Lì abbiamo 'cucinato' (ovvero versato acqua bollente sul nostro cibo liofilizzato), condiviso il vino portato e tutte le dolciumi e abbiamo chiacchierato. Ci siamo programmati di alzarci il giorno successivo alle 6.00 per essere in tempo per il transfer in autobus e in barca al punto di partenza, così abbiamo concluso la serata piuttosto presto. Tuttavia, prima di poterci rannicchiare nei nostri caldi sacchi a pelo e cadere in un sonno profondo, dovevamo affrontare due ulteriori sfide: visitare il water toilet sotto l'accompagnamento incessante dei sandfly (veramente poco piacevole) e cacciarli dentro la tenda (un'affare sanguinoso). Dopo di che tornò la tranquillità sull'isola, fino a quando Charlotte ci svegliò il giorno successivo alle sei.
Dopo una veloce colazione, abbiamo imballato tutto di nuovo in modo impermeabile nei kayak e siamo stati nuovamente contenti di essere di nuovo sull'acqua, anche se al mattino i moscerini non erano ancora molto attivi. Con la nebbia e la pioggerella siamo tornati lentamente, in una atmosfera completamente diversa rispetto al giorno precedente, che dava al paesaggio del fjord un'aria quasi mistica. Questa volta abbiamo anche incontrato vento contrario e quindi corrente, rendendo la pagaiata un po' più sportiva.

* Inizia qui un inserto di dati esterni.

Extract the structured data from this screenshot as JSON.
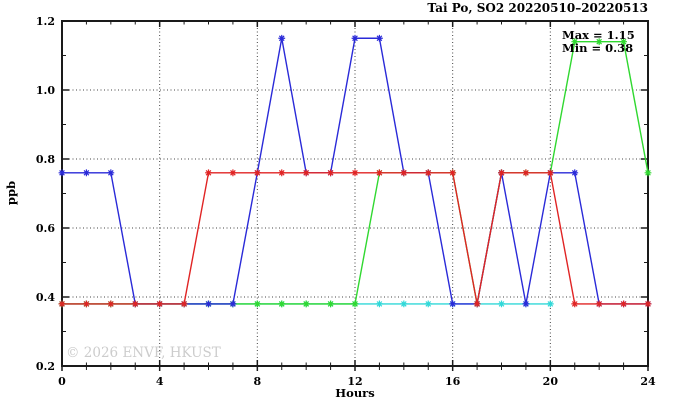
{
  "title": "Tai Po, SO2 20220510–20220513",
  "annotation": {
    "max_label": "Max = 1.15",
    "min_label": "Min = 0.38"
  },
  "watermark": "© 2026 ENVF, HKUST",
  "colors": {
    "blue": "#2a2ad8",
    "red": "#e02424",
    "green": "#30d830",
    "cyan": "#30d8d8",
    "grid": "#444444",
    "frame": "#1a1a1a",
    "watermark": "#cccccc"
  },
  "chart_data": {
    "type": "line",
    "title": "Tai Po, SO2 20220510–20220513",
    "xlabel": "Hours",
    "ylabel": "ppb",
    "xlim": [
      0,
      24
    ],
    "ylim": [
      0.2,
      1.2
    ],
    "x_tick_labels": [
      "0",
      "4",
      "8",
      "12",
      "16",
      "20",
      "24"
    ],
    "x_ticks_major": [
      0,
      4,
      8,
      12,
      16,
      20,
      24
    ],
    "x_ticks_minor_step": 1,
    "y_tick_labels": [
      "0.2",
      "0.4",
      "0.6",
      "0.8",
      "1.0",
      "1.2"
    ],
    "y_ticks_major": [
      0.2,
      0.4,
      0.6,
      0.8,
      1.0,
      1.2
    ],
    "y_ticks_minor_step": 0.1,
    "grid": "dotted",
    "legend_position": "none",
    "marker": "asterisk",
    "max": 1.15,
    "min": 0.38,
    "series": [
      {
        "name": "cyan",
        "color_key": "cyan",
        "x_start": 0,
        "x_step": 1,
        "values": [
          0.38,
          0.38,
          0.38,
          0.38,
          0.38,
          0.38,
          0.38,
          0.38,
          0.38,
          0.38,
          0.38,
          0.38,
          0.38,
          0.38,
          0.38,
          0.38,
          0.38,
          0.38,
          0.38,
          0.38,
          0.38
        ]
      },
      {
        "name": "green",
        "color_key": "green",
        "x_start": 0,
        "x_step": 1,
        "values": [
          0.38,
          0.38,
          0.38,
          0.38,
          0.38,
          0.38,
          0.38,
          0.38,
          0.38,
          0.38,
          0.38,
          0.38,
          0.38,
          0.76,
          0.76,
          0.76,
          0.76,
          0.38,
          0.76,
          0.76,
          0.76,
          1.14,
          1.14,
          1.14,
          0.76
        ]
      },
      {
        "name": "blue",
        "color_key": "blue",
        "x_start": 0,
        "x_step": 1,
        "values": [
          0.76,
          0.76,
          0.76,
          0.38,
          0.38,
          0.38,
          0.38,
          0.38,
          0.76,
          1.15,
          0.76,
          0.76,
          1.15,
          1.15,
          0.76,
          0.76,
          0.38,
          0.38,
          0.76,
          0.38,
          0.76,
          0.76,
          0.38,
          0.38,
          0.38
        ]
      },
      {
        "name": "red",
        "color_key": "red",
        "x_start": 0,
        "x_step": 1,
        "values": [
          0.38,
          0.38,
          0.38,
          0.38,
          0.38,
          0.38,
          0.76,
          0.76,
          0.76,
          0.76,
          0.76,
          0.76,
          0.76,
          0.76,
          0.76,
          0.76,
          0.76,
          0.38,
          0.76,
          0.76,
          0.76,
          0.38,
          0.38,
          0.38,
          0.38
        ]
      }
    ]
  }
}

Quando siamo tornati al nostro punto di partenza originale a mezzogiorno, eravamo tutti piuttosto infreddoliti, esausti, stanchi e punti, ma soprattutto felici di aver trascorso due giorni indisturbati nel Doubtful Sound. Anche se, naturalmente, come visitatori lasciamo sempre qualche traccia, per quanto ci sforziamo di non interferire nel sistema, speriamo che proprio questo tipo di turismo dolce contribuisca a risvegliare e approfondire la comprensione della bellezza e della vulnerabilità della natura ancora presente sul nostro pianeta.
Dal 18 al 20.12., ovvero giorni 12-14, siamo rimasti a Queenstown, di cui non c'è molto da dire e a cui non dedicherò un post a parte. Non è una cittadina molto carina, ma bellissima situata sul lago Wakatipu, dove si festeggia molto e che giustamente gode della reputazione di essere il 'Ballermann' dell'isola del sud. Abbiamo trascorso due notti in una camera calda di ostello, letto molto e dormito, lavato biancheria, mangiato fuori due volte (una volta presso il leggendario 'Fergburger') e rifornito le nostre scorte per il prossimo tour di 4 giorni. La cosa più emozionante di questo periodo è stata convincere l'ottico locale a vendermi un pacco grande di lenti giornaliere senza ricetta, poiché i miei occhiali (vecchi da viaggio) si sono distrutti durante il tour in kayak e da allora sono stati abbelliti da una fasciatura di nastro adesivo.